Benefits include operational gains (which helped the airlines' on-time performance) for many business aircraft operators, among them fractional operator NetJets.
Take NetJets' operations out of Atlanta's DeKalb-Peachtree Airport (KPDK), north of downtown. PDK, according to the FAA, averages about 230,000 operations per year. The development of the airport's RNP-AR instrument approach provides a huge safety improvement for operators certified to fly those instrument approaches when landing to the north (as is NetJets).
For those who've never landed at PDK in Instrument Meteorological Conditions (IMC), approaching PDK from the south puts the aircraft in proximity to multiple tall towers and structures.
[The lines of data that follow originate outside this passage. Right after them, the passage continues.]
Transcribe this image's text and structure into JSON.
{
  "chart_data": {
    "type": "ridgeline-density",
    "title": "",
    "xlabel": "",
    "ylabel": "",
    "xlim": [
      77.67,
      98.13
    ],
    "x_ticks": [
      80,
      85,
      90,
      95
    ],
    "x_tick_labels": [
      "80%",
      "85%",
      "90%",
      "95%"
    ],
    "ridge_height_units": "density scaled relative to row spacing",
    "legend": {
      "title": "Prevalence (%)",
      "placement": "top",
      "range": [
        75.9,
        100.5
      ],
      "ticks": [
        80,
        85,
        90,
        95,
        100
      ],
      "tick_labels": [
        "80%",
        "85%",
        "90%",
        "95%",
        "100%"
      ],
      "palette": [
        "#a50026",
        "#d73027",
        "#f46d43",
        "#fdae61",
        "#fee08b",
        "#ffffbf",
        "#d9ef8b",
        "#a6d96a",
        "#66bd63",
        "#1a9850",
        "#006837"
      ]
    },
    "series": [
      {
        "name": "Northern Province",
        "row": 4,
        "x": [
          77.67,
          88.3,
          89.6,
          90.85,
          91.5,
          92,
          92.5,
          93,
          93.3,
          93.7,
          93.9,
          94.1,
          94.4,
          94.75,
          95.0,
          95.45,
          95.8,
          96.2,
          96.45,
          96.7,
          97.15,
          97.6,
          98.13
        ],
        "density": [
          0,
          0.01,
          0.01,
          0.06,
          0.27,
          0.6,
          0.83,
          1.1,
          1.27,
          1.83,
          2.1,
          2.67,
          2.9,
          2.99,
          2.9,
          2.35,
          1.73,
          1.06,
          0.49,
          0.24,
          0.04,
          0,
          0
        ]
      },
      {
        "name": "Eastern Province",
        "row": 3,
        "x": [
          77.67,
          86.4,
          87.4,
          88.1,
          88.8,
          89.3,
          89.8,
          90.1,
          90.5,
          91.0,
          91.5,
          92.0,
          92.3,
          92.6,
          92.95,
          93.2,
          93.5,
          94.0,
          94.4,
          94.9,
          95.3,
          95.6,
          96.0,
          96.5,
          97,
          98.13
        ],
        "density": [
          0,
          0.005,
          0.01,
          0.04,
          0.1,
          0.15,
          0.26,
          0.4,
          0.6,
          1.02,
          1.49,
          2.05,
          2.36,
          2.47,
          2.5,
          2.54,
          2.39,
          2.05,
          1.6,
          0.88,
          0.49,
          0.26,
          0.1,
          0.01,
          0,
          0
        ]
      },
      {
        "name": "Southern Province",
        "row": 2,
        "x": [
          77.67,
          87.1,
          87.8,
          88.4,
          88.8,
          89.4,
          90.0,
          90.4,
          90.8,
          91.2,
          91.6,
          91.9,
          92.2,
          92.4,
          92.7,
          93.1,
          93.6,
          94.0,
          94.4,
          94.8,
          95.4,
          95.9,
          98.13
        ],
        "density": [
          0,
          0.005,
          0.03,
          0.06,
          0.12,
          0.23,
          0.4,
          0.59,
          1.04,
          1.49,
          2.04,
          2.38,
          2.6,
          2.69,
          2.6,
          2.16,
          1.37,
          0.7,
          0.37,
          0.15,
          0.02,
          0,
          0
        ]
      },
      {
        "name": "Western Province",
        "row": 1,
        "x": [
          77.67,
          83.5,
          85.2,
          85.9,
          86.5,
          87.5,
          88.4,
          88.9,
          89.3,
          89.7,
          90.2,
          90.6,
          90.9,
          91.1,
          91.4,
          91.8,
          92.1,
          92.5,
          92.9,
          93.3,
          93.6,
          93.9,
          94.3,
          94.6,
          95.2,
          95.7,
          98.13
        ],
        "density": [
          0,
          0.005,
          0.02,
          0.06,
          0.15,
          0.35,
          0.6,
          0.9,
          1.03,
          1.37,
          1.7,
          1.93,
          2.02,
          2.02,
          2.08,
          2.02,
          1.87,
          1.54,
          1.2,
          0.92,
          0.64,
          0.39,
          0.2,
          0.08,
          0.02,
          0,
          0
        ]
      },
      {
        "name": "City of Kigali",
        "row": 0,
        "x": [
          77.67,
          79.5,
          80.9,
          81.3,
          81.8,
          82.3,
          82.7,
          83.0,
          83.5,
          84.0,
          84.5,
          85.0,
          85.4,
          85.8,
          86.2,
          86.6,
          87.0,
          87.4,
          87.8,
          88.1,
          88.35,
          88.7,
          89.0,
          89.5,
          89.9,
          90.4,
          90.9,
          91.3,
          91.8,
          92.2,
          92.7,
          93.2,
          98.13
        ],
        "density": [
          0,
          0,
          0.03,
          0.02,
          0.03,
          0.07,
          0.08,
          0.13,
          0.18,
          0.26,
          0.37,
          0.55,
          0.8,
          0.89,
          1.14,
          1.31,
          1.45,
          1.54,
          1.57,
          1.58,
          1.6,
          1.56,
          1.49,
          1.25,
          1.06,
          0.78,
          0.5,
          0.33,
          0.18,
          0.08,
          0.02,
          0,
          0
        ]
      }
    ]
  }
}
PDK's PNP-AR allows properly equipped and authorized aircraft and pilots to fly precise approaches which keep the aircraft safely clear of those towers while also saving time and fuel.
Business aircraft operators have been moving in that direction in droves.
Meanwhile, all operators with a GPS navigator with WAAS capability enjoy ILS-like Lateral Precision with Vertical Guidance approaches. That's a growing segment of business turbine aircraft.
With advances to spacing and traffic flow, enhanced IFR capacity in the Gulf of Mexico and elsewhere – due to ADS-B – NextGen appears to be already fulfilling its promise. Sadly, the airlines are far from fully equipping for this.